Anyhow, back to the subject at hand, even though it is nearly midnight.
A Structural Hole in Salt Lake City
Dear reader, if you are unfamiliar with the term structural hole, as it is used in social network research, I shall elucidate briefly. One of the least intuitively named constructs in the social sciences, the structural hole is a knowledge bridge between two different networks. The “hole” represents a sparse nexus of connections in the overall network. In a visualization, this would look like a gap in what would otherwise be a dense web of redundant connections.
Now to describe it as a bridge, rather than a hole…
One of the exciting scholarly partnerships that will drive new thinking in entrepreneurship research is between Robert Wuebker and Russell McBride of the Eccles School of Management at the University of Utah. Rob has a background in startups and innovation. Russ is a philosopher of mind. They work together, across the network boundary between strategy and cognitive science, on developing a new theoretical account of entrepreneurial action. It is based upon social ontology, in which Russ was trained under John Searle of the UC-Berkeley Department of Philosophy.
At the Academy of Management meetings in Philadelphia this week, Rob organized a session on the social ontology of entrepreneurship. Russ led off the session with an introduction to social ontology, stressing the importance of the language – speech acts – in building shared understanding of concepts that take on the ontological status of social facts. The classic examples used are paper money as currency and socially constructed titles like “President of the United States”. This presentation was followed by a very interesting “next step” paper co-authored by McBride, Wuebker, and a researcher from ESADE in Spain, Jana Thiel. In this paper, (see here) they do two important things. First, they explicitly unyoke entrepreneurial action from entrepreneurial opportunities, particularly those that are allegedly discovered as objective facts. Second, they propose a three-phase process of the creation of a new social institution – the entrepreneurial venture – that begins with a declarative (speech act). This phase is followed by enrollment, the social interactions that occur around the declarative between persons that will associate with the venture (team members, funders, customers). The third phase is embedding, completing the construction of the new social reality by linking the venture to the broader social environment, i.e. the market. Along the way, the authors note the linkage to the microfoundations project that is afforded by a theory of entrepreneurial action that cannot be mimicked by “the opportunity”.

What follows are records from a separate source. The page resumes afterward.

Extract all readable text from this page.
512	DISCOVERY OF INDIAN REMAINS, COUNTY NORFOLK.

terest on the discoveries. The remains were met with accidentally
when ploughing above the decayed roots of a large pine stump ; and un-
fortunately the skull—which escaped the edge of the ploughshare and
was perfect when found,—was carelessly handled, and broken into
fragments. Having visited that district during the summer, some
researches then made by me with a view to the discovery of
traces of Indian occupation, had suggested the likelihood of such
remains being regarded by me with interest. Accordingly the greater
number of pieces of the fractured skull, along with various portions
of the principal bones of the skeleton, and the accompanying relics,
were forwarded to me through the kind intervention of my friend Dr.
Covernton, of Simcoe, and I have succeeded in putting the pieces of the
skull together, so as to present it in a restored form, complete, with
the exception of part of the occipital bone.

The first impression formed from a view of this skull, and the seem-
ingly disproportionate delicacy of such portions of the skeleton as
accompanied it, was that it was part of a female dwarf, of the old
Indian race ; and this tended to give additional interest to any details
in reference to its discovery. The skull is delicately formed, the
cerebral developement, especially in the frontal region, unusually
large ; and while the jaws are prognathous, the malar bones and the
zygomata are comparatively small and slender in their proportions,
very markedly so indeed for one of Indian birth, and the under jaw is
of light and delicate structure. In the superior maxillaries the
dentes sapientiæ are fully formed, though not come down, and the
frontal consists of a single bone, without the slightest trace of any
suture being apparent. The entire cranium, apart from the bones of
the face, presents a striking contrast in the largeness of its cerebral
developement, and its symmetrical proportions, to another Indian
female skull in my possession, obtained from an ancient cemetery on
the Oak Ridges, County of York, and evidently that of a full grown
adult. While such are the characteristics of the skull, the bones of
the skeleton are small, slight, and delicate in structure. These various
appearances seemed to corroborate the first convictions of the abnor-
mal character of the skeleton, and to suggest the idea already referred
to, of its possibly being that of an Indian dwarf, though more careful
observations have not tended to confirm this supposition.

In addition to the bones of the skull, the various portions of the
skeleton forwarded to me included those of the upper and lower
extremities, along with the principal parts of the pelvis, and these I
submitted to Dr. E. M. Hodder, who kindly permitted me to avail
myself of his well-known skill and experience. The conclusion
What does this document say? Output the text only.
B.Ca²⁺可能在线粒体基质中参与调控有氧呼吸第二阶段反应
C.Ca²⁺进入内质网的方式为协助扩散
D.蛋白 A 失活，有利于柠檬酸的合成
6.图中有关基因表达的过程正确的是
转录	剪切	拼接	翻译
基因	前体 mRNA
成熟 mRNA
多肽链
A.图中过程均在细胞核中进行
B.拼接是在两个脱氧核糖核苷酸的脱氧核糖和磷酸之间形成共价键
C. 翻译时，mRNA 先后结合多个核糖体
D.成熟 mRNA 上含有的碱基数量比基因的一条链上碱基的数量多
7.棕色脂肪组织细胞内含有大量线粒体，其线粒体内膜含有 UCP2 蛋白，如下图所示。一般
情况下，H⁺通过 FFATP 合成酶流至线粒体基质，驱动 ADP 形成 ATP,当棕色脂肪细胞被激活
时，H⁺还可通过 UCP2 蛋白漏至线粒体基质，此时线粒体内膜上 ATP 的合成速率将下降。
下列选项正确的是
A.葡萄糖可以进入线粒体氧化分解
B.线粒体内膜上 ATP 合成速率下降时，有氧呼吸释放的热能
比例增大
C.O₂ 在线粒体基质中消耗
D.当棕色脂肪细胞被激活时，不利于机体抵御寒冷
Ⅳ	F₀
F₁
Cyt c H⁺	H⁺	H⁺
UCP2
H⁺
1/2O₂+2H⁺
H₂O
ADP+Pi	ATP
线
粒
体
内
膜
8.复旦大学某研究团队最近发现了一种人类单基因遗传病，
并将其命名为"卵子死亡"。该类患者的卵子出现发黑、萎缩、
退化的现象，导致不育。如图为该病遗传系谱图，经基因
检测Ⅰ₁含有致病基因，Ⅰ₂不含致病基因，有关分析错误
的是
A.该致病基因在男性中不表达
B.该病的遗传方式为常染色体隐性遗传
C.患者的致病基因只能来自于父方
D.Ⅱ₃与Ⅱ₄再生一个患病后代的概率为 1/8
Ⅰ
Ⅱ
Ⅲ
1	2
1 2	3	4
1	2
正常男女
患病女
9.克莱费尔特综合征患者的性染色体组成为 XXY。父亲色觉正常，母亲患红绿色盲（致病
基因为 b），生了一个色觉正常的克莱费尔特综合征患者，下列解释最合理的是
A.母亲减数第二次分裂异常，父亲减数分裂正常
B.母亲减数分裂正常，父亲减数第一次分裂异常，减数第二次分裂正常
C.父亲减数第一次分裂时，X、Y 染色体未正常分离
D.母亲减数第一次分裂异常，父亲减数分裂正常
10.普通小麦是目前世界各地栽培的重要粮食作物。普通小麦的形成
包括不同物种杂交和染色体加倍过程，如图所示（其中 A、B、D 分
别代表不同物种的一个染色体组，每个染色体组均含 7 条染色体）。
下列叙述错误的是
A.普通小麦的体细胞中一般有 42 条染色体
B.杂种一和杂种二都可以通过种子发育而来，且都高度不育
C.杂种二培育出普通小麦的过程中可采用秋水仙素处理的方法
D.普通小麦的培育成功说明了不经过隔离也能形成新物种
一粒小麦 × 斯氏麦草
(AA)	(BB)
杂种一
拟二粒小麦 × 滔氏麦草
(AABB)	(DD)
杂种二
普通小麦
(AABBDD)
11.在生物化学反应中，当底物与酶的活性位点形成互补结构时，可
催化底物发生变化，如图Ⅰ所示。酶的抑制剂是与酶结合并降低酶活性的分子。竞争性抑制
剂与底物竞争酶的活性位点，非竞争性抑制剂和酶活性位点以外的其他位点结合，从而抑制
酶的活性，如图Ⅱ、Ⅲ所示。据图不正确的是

I want to make one observation about the ambitious project that Wuebker and McBride and their collaborators have begun. There are two important levels in which social ontology will inform entrepreneurship research. First, the process of social ontology occurs at the level of the community of scholars engaged in creating social facts that can be researched and taught. The community can agree on the constructs, models, and processes associated with innovation and other forms of entrepreneurial action. Second, social ontology offers an account of entrepreneurial action that that deals with what I call collective entrepreneurship, others call team entrepreneurship, and what Wuebker calls joint action. Rather than having some mysterious, emergent process or just-so stories serving as the accounts of entrepreneurial action, accounts that are based on social ontology can be defensible as good science.